Mittens with cable line, knitted in natural grey wool
A curly little cutie

Now in Iceland, we only have an Icelandic sheep, but we also have the leader sheep (which is almost always with two colours,- I will tell you more about them later) and we also have the pelt sheep. The pelt sheep is usually always grey. It was usually bred for the skin, because it gives a gorgeous home decorations with it’s shining – almost glowing curly locks. It has nearly just tog and the tog is softer than in the “normal” Icelandic sheep. It is also more curly and when properly bred it’s wool should curl up all the way to the bottom of the skin.
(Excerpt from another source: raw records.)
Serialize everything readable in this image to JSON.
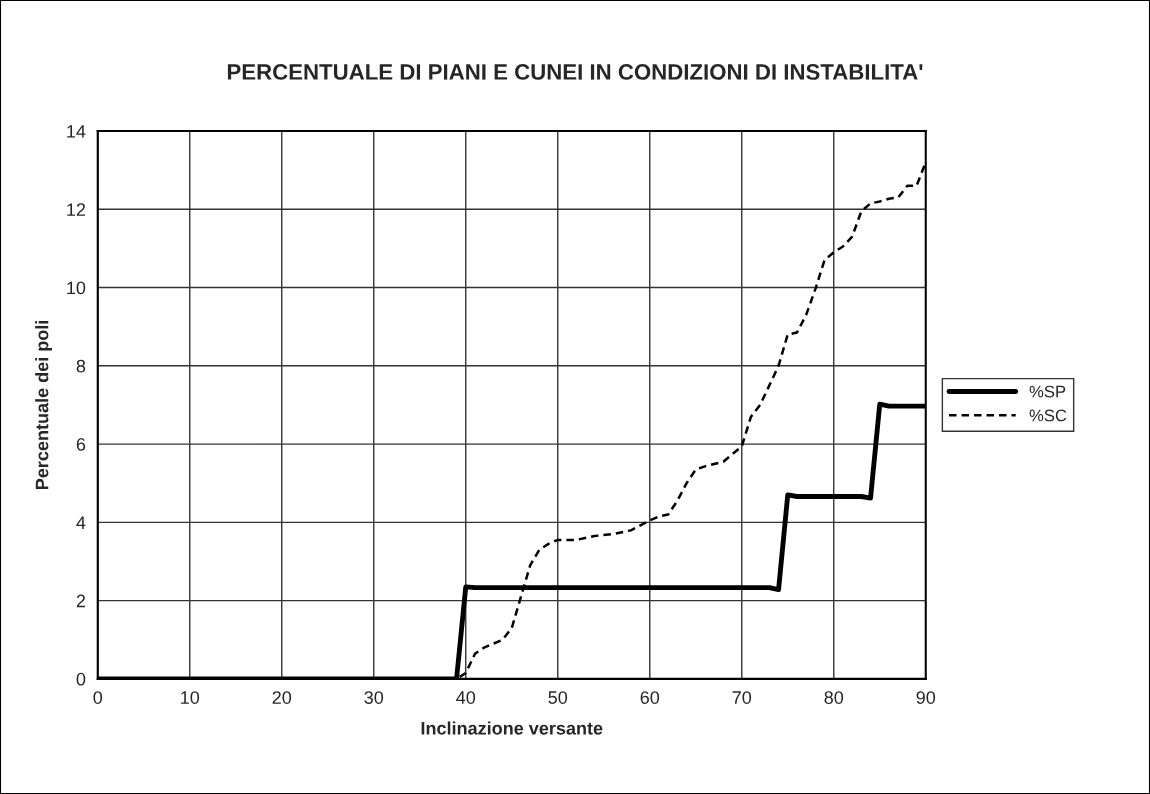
{
  "chart_data": {
    "type": "line",
    "title": "PERCENTUALE DI PIANI E CUNEI IN CONDIZIONI DI INSTABILITA'",
    "xlabel": "Inclinazione versante",
    "ylabel": "Percentuale dei poli",
    "xlim": [
      0,
      90
    ],
    "xticks": [
      0,
      10,
      20,
      30,
      40,
      50,
      60,
      70,
      80,
      90
    ],
    "ylim": [
      0,
      14
    ],
    "yticks": [
      0,
      2,
      4,
      6,
      8,
      10,
      12,
      14
    ],
    "grid": true,
    "legend": "right",
    "marker": "none",
    "series": [
      {
        "name": "%SP",
        "color": "#000000",
        "line_style": "solid",
        "x": [
          0,
          10,
          20,
          30,
          39,
          40,
          41,
          50,
          60,
          70,
          73,
          74,
          75,
          76,
          80,
          83,
          84,
          85,
          86,
          90
        ],
        "values": [
          0,
          0,
          0,
          0,
          0,
          2.35,
          2.33,
          2.33,
          2.33,
          2.33,
          2.33,
          2.28,
          4.7,
          4.66,
          4.66,
          4.66,
          4.62,
          7.02,
          6.97,
          6.97
        ]
      },
      {
        "name": "%SC",
        "color": "#000000",
        "line_style": "dashed",
        "x": [
          0,
          10,
          20,
          30,
          39,
          40,
          41,
          42,
          43,
          44,
          45,
          46,
          47,
          48,
          49,
          50,
          52,
          54,
          56,
          58,
          60,
          61,
          62,
          63,
          64,
          65,
          66,
          68,
          70,
          71,
          72,
          73,
          74,
          75,
          76,
          77,
          78,
          79,
          80,
          81,
          82,
          83,
          84,
          85,
          86,
          87,
          88,
          89,
          90
        ],
        "values": [
          0,
          0,
          0,
          0,
          0,
          0.15,
          0.64,
          0.8,
          0.9,
          1.0,
          1.3,
          2.1,
          2.9,
          3.3,
          3.45,
          3.55,
          3.55,
          3.65,
          3.7,
          3.8,
          4.05,
          4.15,
          4.2,
          4.55,
          5.0,
          5.35,
          5.43,
          5.55,
          5.94,
          6.7,
          7.0,
          7.5,
          8.0,
          8.8,
          8.85,
          9.3,
          9.96,
          10.7,
          10.9,
          11.05,
          11.3,
          11.95,
          12.15,
          12.2,
          12.27,
          12.3,
          12.6,
          12.6,
          13.2
        ]
      }
    ]
  }
}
We don’t have many of them in Iceland and it is rather rare, but farmers are getting more interest in breeding them and keeping them in their flocks. We were lucky enough that few farmers kept on breeding them when no one wanted them for a while, so we still have the genes in the Icelandic herd. I must admit I have few myself and to cut a long story short, the wool is also something else. Not only does it have curly locks from the bottom of the sheep’s skin to the end of the wool, it also has this shiny glow to it. It is special. It has more tog (the coarser hairs) but it is finer than normally and therefore a bit softer. It is also slippery and that makes it harder to spin. When the yarn is ready, the shine shows in it and even though having most of the pelt sheep’s wool in grey colour, I was once spinning black yarn from a pure bred pelt sheep and the sun was shining on it through the window when it was being wound up on a cone and I just thought: “what is going on there? is it with a mirror in it reflecting the shine or what?” But it was just the natural look of the wool.
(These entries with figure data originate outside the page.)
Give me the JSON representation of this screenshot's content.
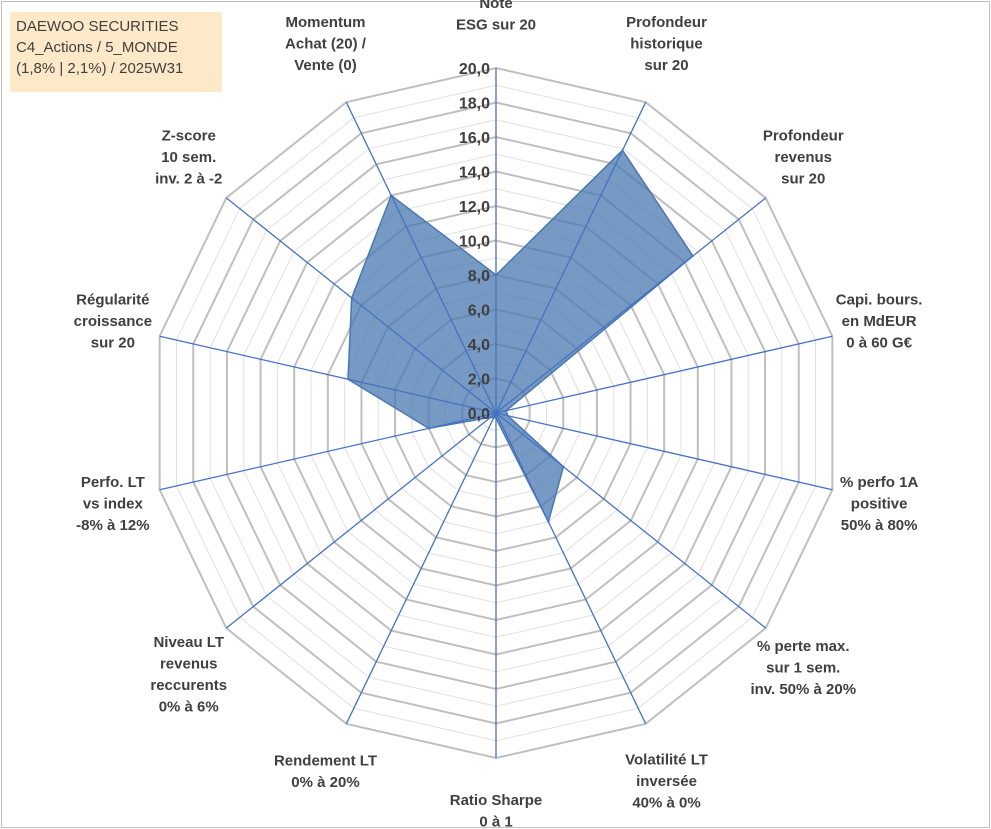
{
  "title_box": {
    "line1": "DAEWOO SECURITIES",
    "line2": "C4_Actions / 5_MONDE",
    "line3": "(1,8% | 2,1%) / 2025W31"
  },
  "colors": {
    "accent_fill": "#4a78b0",
    "spoke": "#4472c4",
    "grid_major": "#bfbfbf",
    "grid_minor": "#e0e0e0",
    "title_bg": "#fde9c8"
  },
  "chart_data": {
    "type": "radar",
    "title": "",
    "rmin": 0,
    "rmax": 20,
    "major_step": 2,
    "minor_step": 1,
    "tick_labels": [
      "0,0",
      "2,0",
      "4,0",
      "6,0",
      "8,0",
      "10,0",
      "12,0",
      "14,0",
      "16,0",
      "18,0",
      "20,0"
    ],
    "axes": [
      {
        "label": [
          "Note",
          "ESG sur 20"
        ],
        "value": 8.0
      },
      {
        "label": [
          "Profondeur",
          "historique",
          "sur 20"
        ],
        "value": 16.9
      },
      {
        "label": [
          "Profondeur",
          "revenus",
          "sur 20"
        ],
        "value": 14.6
      },
      {
        "label": [
          "Capi. bours.",
          "en MdEUR",
          "0 à 60 G€"
        ],
        "value": 0.6
      },
      {
        "label": [
          "% perfo 1A",
          "positive",
          "50% à 80%"
        ],
        "value": 0.7
      },
      {
        "label": [
          "% perte max.",
          "sur 1 sem.",
          "inv. 50% à 20%"
        ],
        "value": 5.0
      },
      {
        "label": [
          "Volatilité LT",
          "inversée",
          "40% à 0%"
        ],
        "value": 7.0
      },
      {
        "label": [
          "Ratio Sharpe",
          "0 à 1"
        ],
        "value": 0.3
      },
      {
        "label": [
          "Rendement LT",
          "0% à 20%"
        ],
        "value": 0.3
      },
      {
        "label": [
          "Niveau LT",
          "revenus",
          "reccurents",
          "0% à 6%"
        ],
        "value": 0.4
      },
      {
        "label": [
          "Perfo. LT",
          "vs index",
          "-8% à 12%"
        ],
        "value": 4.0
      },
      {
        "label": [
          "Régularité",
          "croissance",
          "sur 20"
        ],
        "value": 8.8
      },
      {
        "label": [
          "Z-score",
          "10 sem.",
          "inv. 2 à -2"
        ],
        "value": 10.7
      },
      {
        "label": [
          "Momentum",
          "Achat (20) /",
          "Vente (0)"
        ],
        "value": 14.0
      }
    ]
  }
}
Me taking a rest in a huge pile of grey wool
A curly pelt sheep’s wool

 

A huge cushion
Two of my kids in matching sweaters knitted in grey, black and grey yarn coloured blue.

  Back in the 70’s when the pelt-sheepskin was most popular, they were meant to be grey, but today, when people want to knit with the wool as well, more colours are expected, and so the farmers try to get more colours. And we now have grey, some black and brown pelt sheep. I have heard of a white one also. Now that would make a nice sweater, right? 

Flowerpots made with tire rim, decorated with grey tröllaband

I have several grey sheep in my herd, most of them are pelt-mixed, and they have many shades. I put a lot of photos into this post. Sometimes pictures say more than many words, so I thought it would be nice to have it that way in this post making it more alive. I hope you enjoyed it.

Now I have finished all the colours of the Icelandic sheep, but then again, I am not… Because we also have different patterns in the colours… Flecks, spots, mouflon and badgerface and… I guess I must also talk a little bit about them. But this will have to be the end of the grey discussion.